De plus, le coût de traitement médian se révèle bien inférieur pour les modes de traitement in situ ou sur site (100 €/m3) que pour les traitements hors site (220 €/m3). Mais, pour permettre ce traitement moins coûteux, les maîtres d'ouvrage se doivent de bien anticiper les opérations. "Une corrélation positive a été mise en évidence entre l'investissement dans les études préalables et la maîtrise des coûts des travaux de dépollution", révèle l'étude. La principale cause des écarts de coût constatés est liée à la variation des volumes de terres à traiter entre ce qui était escompté et la réalité des travaux. L'Ademe mise sur l'évolution de la méthodologie nationale sur les sites et sols pollués (SSP), qui prévoit la réalisation d'un plan de conception de travaux, incluant la réalisation d'essais de faisabilité, pour pallier à ce manque d'anticipation.

Le défaut de connaissance au moment de l'achat, mais aussi parfois les conditions de négociations, explique également que l'état dégradé du foncier ne soit pas toujours répercuté dans le prix de vente. Pourtant, "rapporté aux dépenses du projet, le poids relatif de la dépollution est en moyenne de 3,7 % et s'avère significatif en regard du niveau de participation des collectivités aux projets d'aménagement et du niveau de rentabilité des opérations de promotion", rapporte l'Ademe.

762 hectares d'étalement urbain évités

Si les auteurs de l'étude jugent l'impact de la reconversion sur les territoires difficile à quantifier du fait de l'état d'avancement des opérations et du faible taux de réponse des collectivités à leur enquête, ils mettent toutefois en avant plusieurs effets positifs. "Les emprises reconverties permettent d'éviter 762 hectares d'étalement urbain (soit la superficie de plus de 1000 terrains de football), ce qui représente, en termes de CO2 évité du fait de la non-artificialisation de sols agricoles, l'équivalent des émissions annuelles des habitants d'une ville comme Auxerre", expliquent les auteurs de l'étude.

L'Ademe chiffre par ailleurs à 800 le nombre d'emplois liés à la dépollution induits par ces opérations.

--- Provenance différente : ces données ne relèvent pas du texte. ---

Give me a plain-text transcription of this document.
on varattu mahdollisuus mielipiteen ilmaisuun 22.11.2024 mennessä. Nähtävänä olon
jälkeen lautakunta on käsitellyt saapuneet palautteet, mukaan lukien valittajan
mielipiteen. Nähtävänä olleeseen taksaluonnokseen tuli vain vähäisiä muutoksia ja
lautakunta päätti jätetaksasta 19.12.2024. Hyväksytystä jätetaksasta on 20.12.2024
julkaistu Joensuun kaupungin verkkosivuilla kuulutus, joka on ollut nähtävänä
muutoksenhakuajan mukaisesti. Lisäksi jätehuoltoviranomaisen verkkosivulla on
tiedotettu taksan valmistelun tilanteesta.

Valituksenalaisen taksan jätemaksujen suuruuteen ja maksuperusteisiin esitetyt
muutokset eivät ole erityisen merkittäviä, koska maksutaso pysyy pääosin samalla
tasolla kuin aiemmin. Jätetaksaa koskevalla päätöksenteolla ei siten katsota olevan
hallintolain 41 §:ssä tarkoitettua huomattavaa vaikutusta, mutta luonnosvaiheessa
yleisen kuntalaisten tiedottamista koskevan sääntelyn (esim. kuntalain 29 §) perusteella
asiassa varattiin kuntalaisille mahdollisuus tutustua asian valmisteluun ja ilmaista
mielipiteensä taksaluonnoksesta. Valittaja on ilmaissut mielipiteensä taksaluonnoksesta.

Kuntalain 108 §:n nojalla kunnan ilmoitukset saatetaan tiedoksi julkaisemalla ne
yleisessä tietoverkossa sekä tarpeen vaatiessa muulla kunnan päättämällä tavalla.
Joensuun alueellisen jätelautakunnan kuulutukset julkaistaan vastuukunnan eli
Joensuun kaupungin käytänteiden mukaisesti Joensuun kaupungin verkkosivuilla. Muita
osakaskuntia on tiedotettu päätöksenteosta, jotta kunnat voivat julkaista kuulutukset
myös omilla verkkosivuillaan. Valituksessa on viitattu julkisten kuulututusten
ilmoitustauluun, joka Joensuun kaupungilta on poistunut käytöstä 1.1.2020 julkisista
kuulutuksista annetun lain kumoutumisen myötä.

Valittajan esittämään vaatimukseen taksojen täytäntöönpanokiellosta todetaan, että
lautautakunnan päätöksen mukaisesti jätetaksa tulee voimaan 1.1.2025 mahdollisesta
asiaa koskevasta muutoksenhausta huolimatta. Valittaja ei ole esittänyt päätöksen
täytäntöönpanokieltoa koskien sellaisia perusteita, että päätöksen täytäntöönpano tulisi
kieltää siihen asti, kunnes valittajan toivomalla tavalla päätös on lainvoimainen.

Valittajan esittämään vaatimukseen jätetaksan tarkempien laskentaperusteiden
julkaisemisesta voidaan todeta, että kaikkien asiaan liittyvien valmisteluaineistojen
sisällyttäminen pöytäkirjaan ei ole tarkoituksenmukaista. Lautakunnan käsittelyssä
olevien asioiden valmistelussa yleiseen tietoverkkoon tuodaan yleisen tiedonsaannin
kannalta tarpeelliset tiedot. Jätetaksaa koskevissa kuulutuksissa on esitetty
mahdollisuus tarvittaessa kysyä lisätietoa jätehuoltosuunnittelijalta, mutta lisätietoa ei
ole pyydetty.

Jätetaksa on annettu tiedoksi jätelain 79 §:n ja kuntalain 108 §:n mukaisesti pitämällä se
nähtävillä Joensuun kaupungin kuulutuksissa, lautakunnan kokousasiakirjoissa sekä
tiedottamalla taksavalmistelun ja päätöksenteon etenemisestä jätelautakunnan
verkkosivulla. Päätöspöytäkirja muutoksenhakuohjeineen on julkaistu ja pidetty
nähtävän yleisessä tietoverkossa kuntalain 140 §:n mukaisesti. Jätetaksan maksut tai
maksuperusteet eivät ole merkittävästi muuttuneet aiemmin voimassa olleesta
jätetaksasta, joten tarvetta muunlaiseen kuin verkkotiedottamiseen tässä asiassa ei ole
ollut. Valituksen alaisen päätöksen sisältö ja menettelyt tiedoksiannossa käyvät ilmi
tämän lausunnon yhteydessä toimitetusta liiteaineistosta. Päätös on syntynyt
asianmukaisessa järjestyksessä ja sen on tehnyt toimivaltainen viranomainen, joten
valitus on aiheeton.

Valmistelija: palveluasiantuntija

Auxquels il faut ajouter 13.000 emplois dans le secteur de la construction, 60.000 dans les locaux d'activité prévus sur ces zones (dont une part résulte toutefois de transferts), et de 3.000 à 7.600 emplois préservés sur les terres agricoles non artificialisées du fait de la reconversion des friches. L'établissement public met également en avant les retombées fiscales pour les collectivités, qu'il chiffre à près de 40 M€/an liés aux logements et 120 M€/an aux entreprises.

En ce qui concerne les impacts environnementaux, le processus de reconversion permet d'éviter, sur tout le cycle de vie d'un projet de construction, de 50 à 75 % des impacts par rapport à un scénario d'étalement urbain, rapporte l'Ademe en s'appuyant sur la bibliographie scientifique.

Un bilan plutôt satisfaisant qui pousse cette dernière à lancer pour 2019 un nouvel appel à projets intégrant le retour d'expérience en terme de ciblage des aides, de modalités de sélection des projets et de suivi des opérations. Mais qui prend aussi en compte les nouvelles opportunités de reconversion des friches pour des usages alternatifs tels que la renaturation des villes, la création de continuités écologiques, la restauration de la biodiversité ou encore la production d'énergie renouvelable.